We should enable users to do things themselves within reasonable and well-guardrailed paths. That takes you out of the critical path to focus on the more interesting problems. Need access to a particular data set? Systems should be in place to let the user’s management chain handle approval and give access. For example, manage access to data using roles, groups, and metadata tagging. Then, you’re not creating a new access policy for individual users; you’re reusing existing policy and providing membership to the right roles and groups the security team previously established. Then the user’s management only has to ensure membership in the right group.
Better yet, work with HR to automate this process, tying department hierarchies to the roles and groups that manage their data. This flow allows placing new hires into their correct data access groups from the beginning.
Solving the self-service problem allows you time for better work. Look at all the tedious, repeatable, and automatable-but-isn’t stuff. The utility work is almost always tactical. Routine. Repeatable. The same. This utility work takes away from time in the interesting problem spaces, where longer-term, strategic work moves the business forward.
What’s the last big data disaster that you had, and how did you recover from it?
Every company has this in their data mythos. The Incident. The Event. That Weekend That Shall Not Be Named.

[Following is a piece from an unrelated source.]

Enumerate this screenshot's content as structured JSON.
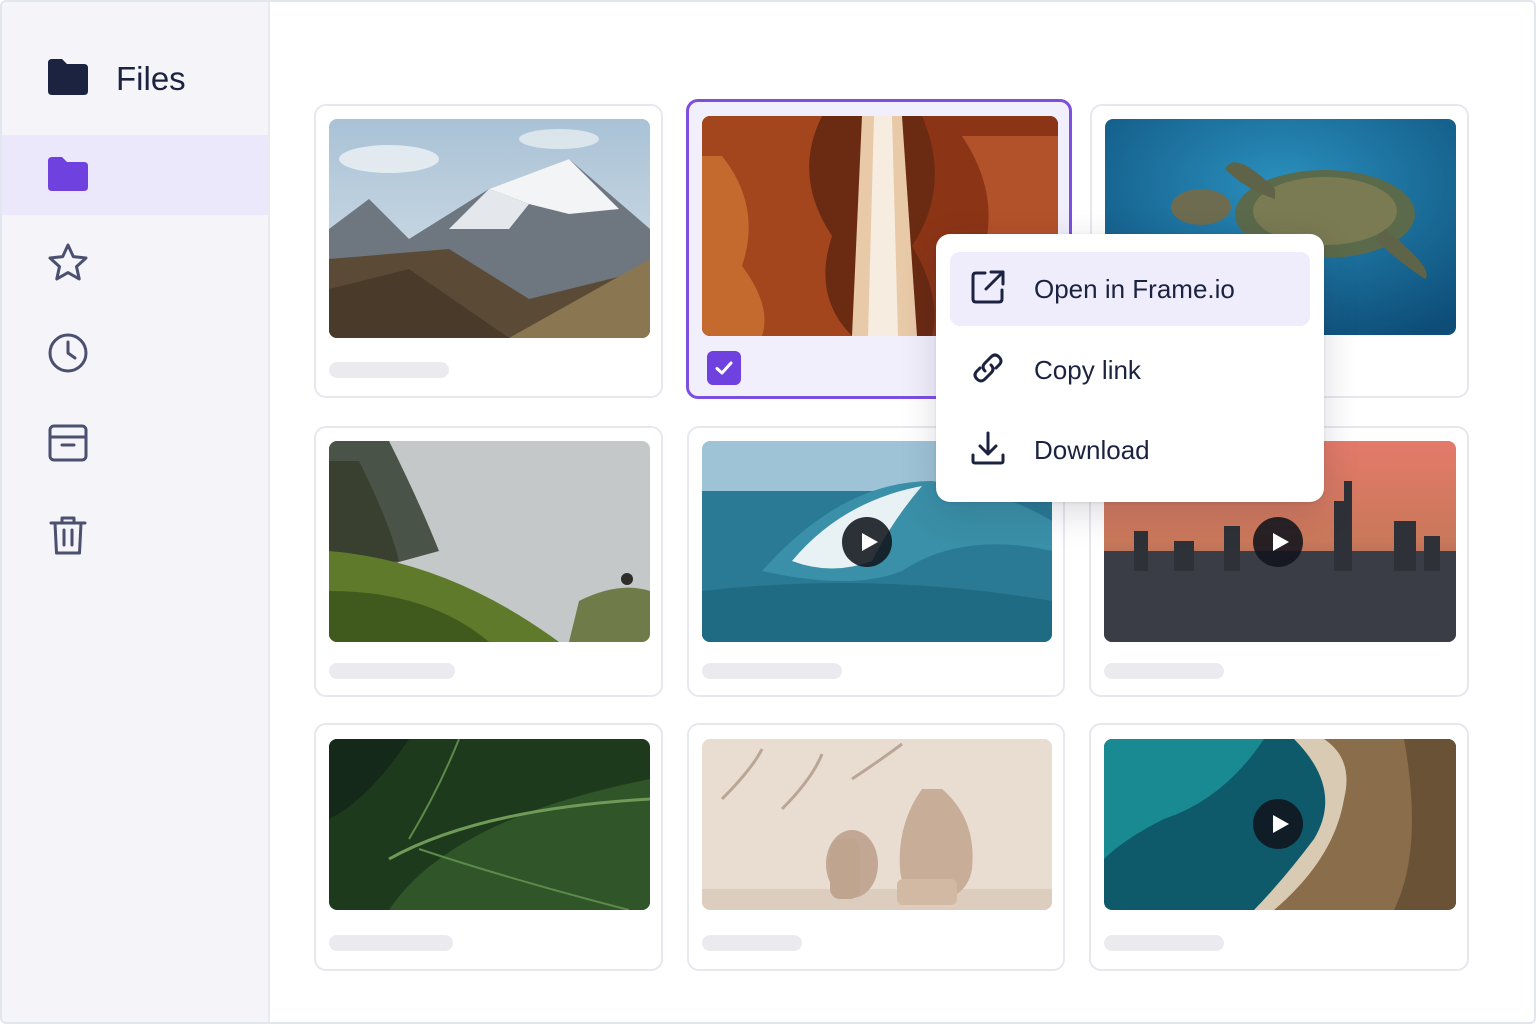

What you want to understand is how bad things may be when everything suddenly and unexpectedly goes sideways. This includes understanding how they deal with the situation. Are they calm and collected? Is there yelling? Did someone go into a closet and scream? Was there blame and finger-pointing? Hopefully, no blaming, just solutions.

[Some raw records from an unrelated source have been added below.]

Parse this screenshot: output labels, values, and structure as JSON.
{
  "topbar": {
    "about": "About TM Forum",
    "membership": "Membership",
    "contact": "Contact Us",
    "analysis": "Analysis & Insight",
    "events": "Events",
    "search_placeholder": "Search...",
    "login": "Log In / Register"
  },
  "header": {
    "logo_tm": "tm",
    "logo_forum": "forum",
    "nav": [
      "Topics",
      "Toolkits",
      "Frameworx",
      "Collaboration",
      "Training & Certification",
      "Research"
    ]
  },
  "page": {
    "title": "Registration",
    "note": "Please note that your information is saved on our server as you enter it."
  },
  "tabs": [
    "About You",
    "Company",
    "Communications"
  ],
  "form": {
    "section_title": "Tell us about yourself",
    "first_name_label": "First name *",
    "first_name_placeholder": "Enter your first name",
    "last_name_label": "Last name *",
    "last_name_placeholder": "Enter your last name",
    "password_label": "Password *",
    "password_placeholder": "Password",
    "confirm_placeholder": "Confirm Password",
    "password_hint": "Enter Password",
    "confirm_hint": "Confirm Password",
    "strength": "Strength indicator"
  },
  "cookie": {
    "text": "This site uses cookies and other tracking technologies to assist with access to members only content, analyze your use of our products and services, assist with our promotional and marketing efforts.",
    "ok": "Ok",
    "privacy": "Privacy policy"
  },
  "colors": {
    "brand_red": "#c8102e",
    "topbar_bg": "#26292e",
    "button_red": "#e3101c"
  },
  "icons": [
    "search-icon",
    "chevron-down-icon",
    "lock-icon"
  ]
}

Data deletion or corruption happens. Accidents happen. You want to know how they responded to this. Companies either have robust disaster recovery and business continuity plans, or they don’t. And when they don’t, they throw people at the problem and have lots and lots of manual rebuild-from-source procedures, usually while someone else is yelling because some report isn’t available to the business.
A company (or team) willing to talk about its failures is one willing to learn from those failures.

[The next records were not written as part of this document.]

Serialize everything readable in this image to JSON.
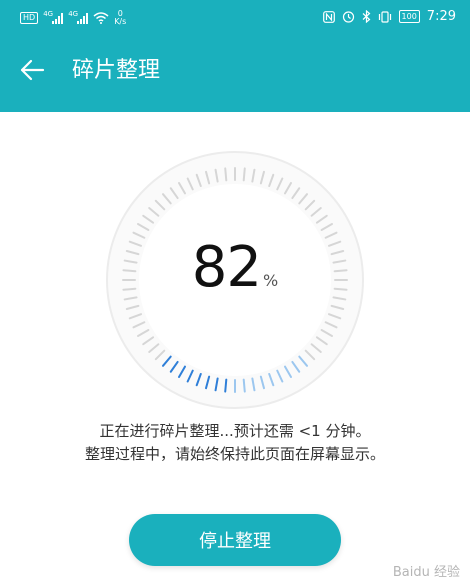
{
  "status_bar": {
    "hd_label": "HD",
    "net1": "4G",
    "net2": "4G",
    "speed_value": "0",
    "speed_unit": "K/s",
    "battery": "100",
    "time": "7:29"
  },
  "header": {
    "title": "碎片整理",
    "background_color": "#1ab0bd"
  },
  "progress": {
    "value": 82,
    "value_text": "82",
    "unit": "%"
  },
  "messages": {
    "line1": "正在进行碎片整理...预计还需 <1 分钟。",
    "line2": "整理过程中，请始终保持此页面在屏幕显示。"
  },
  "stop_button": {
    "label": "停止整理",
    "color": "#1ab0bd"
  },
  "watermark": {
    "text": "Baidu 经验"
  },
  "icons": [
    "back-arrow-icon",
    "nfc-icon",
    "alarm-icon",
    "bluetooth-icon",
    "vibrate-icon",
    "wifi-icon",
    "signal-icon"
  ]
}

I once had to recover a multi-petabyte Hadoop cluster because someone deleted the Linux CUPS packages from the system. An extremely non-obvious dependency chain led to the Hadoop packages also getting nuked. Someone thought they were going to get fired. No worries. Accidents happen, and complexity occurs in a system. You can’t predict the behavior of every change you make. But, you can certainly learn from it and understand how to mitigate it from happening again in the future.
There are many, many more questions you can ask. Deep minutiae. Architecture. Strategy. What’s for lunch. Those are important, to be precise. You may get a vague, high-level understanding of how they connect tool A to pipeline B. You might even get a discussion of their 6-month plans. Or that Bob and Alice like SQL. But, I don’t think you’ll get profoundly resonating information here, seducing you to abandon the ship you’re on now. Especially given they will be asking you questions about your experience and interests as well.
Treat your questions as a barometer. It’s a gauge of what may be occurring under the surface. Your goal is to figure out if their problems are interesting, worth solving, worth solving by you, and not just doing the rote, undifferentiated heavy lifting that engineers should have already solved.